I must ask--who the heck is the yellow in Prussia? :wacko:
As for an analysis of the rest of the map: Lithuania is still independent, but Poland seems to have compensated by annexing Hungary instead; I fosee a bunch of wars between them and Austria. Austria and Burgundy appear to have carved up Germany between themselves, with Bavaria and Oldenburg appearing to profit somewhat, while Pomerania, strangely, seems to have remained independent ( :wacko: ), along with, of all places, Bremen (who, in my experience, usually get eaten pretty quickly by Denmark). Spain seems to have somehow "eaten" the English inheritance in France, leaving Burgundy and Dauphine to feud over the rest and leaving France to join Germany and Italy as "a geographical expression" while the Netherlands seems to be barely hanging on in the face of a Dutch Burgundy.

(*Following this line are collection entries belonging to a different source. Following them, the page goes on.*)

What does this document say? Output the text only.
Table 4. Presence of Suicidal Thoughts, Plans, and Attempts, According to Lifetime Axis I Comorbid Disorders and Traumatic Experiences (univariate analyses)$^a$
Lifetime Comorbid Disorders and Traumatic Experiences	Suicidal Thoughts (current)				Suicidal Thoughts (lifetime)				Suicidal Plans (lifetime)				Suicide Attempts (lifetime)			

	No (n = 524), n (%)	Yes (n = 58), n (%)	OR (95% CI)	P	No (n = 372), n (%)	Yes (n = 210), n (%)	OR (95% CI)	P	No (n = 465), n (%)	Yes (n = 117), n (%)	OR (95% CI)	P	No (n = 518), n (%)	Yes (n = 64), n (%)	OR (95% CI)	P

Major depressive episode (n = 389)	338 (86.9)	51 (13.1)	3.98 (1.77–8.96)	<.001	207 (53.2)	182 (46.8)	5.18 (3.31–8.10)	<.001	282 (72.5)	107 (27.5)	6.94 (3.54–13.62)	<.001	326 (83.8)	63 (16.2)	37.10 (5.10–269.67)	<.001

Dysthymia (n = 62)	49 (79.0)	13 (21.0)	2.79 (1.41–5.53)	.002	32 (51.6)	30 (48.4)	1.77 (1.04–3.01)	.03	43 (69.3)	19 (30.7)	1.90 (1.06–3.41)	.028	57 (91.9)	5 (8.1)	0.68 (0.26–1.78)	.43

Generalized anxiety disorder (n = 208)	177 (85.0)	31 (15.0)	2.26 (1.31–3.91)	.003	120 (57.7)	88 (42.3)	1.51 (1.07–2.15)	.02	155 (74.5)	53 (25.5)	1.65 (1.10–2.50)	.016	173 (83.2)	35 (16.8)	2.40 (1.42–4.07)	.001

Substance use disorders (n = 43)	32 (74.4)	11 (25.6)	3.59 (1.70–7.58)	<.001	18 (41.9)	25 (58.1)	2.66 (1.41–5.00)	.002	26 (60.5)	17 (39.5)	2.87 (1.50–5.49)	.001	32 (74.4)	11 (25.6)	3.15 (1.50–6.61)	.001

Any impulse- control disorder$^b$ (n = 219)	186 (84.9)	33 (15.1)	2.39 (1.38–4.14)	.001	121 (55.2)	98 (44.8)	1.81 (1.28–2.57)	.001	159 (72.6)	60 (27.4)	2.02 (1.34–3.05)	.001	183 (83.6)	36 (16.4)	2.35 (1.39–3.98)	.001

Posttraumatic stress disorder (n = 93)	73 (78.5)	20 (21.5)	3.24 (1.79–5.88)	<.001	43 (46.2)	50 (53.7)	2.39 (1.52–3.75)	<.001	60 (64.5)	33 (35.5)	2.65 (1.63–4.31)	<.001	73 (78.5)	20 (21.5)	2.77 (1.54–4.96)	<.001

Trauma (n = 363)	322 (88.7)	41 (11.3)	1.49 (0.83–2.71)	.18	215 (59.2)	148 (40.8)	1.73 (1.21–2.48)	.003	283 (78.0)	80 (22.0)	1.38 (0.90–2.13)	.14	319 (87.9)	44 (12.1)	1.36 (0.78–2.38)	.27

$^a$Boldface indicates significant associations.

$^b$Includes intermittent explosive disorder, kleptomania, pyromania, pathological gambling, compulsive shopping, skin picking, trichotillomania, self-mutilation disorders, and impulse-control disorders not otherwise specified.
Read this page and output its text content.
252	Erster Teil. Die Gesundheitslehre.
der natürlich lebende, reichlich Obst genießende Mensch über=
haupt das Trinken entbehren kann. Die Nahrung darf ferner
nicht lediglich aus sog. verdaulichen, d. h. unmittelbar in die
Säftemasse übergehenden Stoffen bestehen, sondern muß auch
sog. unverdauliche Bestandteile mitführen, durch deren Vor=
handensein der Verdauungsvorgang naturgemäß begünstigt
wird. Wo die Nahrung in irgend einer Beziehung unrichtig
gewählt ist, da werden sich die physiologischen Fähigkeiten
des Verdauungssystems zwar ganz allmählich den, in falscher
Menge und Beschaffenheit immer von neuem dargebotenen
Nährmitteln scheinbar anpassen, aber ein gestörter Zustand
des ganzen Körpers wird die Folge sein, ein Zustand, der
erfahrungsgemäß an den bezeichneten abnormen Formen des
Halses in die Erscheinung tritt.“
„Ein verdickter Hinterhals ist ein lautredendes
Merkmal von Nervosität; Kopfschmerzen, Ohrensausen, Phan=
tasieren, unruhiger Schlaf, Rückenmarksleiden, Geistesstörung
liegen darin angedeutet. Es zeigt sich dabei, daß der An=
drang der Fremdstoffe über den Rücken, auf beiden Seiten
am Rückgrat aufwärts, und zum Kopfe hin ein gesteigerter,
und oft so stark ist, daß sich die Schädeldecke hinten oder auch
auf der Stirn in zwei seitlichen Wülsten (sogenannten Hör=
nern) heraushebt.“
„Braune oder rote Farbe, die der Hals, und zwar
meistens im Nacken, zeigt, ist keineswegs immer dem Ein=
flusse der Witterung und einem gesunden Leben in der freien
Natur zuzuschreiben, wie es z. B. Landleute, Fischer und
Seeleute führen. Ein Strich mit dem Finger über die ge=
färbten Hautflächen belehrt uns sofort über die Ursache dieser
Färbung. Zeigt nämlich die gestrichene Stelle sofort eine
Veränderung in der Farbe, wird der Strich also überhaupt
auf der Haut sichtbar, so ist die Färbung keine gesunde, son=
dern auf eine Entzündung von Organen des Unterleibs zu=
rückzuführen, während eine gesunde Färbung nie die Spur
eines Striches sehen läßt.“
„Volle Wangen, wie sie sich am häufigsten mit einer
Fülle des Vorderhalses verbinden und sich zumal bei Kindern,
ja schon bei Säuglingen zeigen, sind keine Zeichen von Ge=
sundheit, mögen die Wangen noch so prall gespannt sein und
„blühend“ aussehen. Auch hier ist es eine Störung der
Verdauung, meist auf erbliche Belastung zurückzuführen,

Venice and Spain dominate Italy, having reduced the Pope to the territory immediately surrounding Rome, while Venice appears to have inherited Genoa's Black Sea ambitions. North Africa seems to have been the victim of an Iberian conquista, though Morocco appears to be profiting from their neighbors' demise. (Is that gray in Kabylia Dauphine or the Pope?) In the east, as mentioned by others previously, Denmark, Norway and Russia appear to be reducing Sweden pretty well, with the help of... Oldenburg? Courland? A few gray spots in Russia as well, and Ryazan is independent, but it seems as though the Russian state itself has consolidated the north fairly well, while the south appears to be some sort of "shatter belt."
All in all, that must be one fine mess Europe has gotten itself into.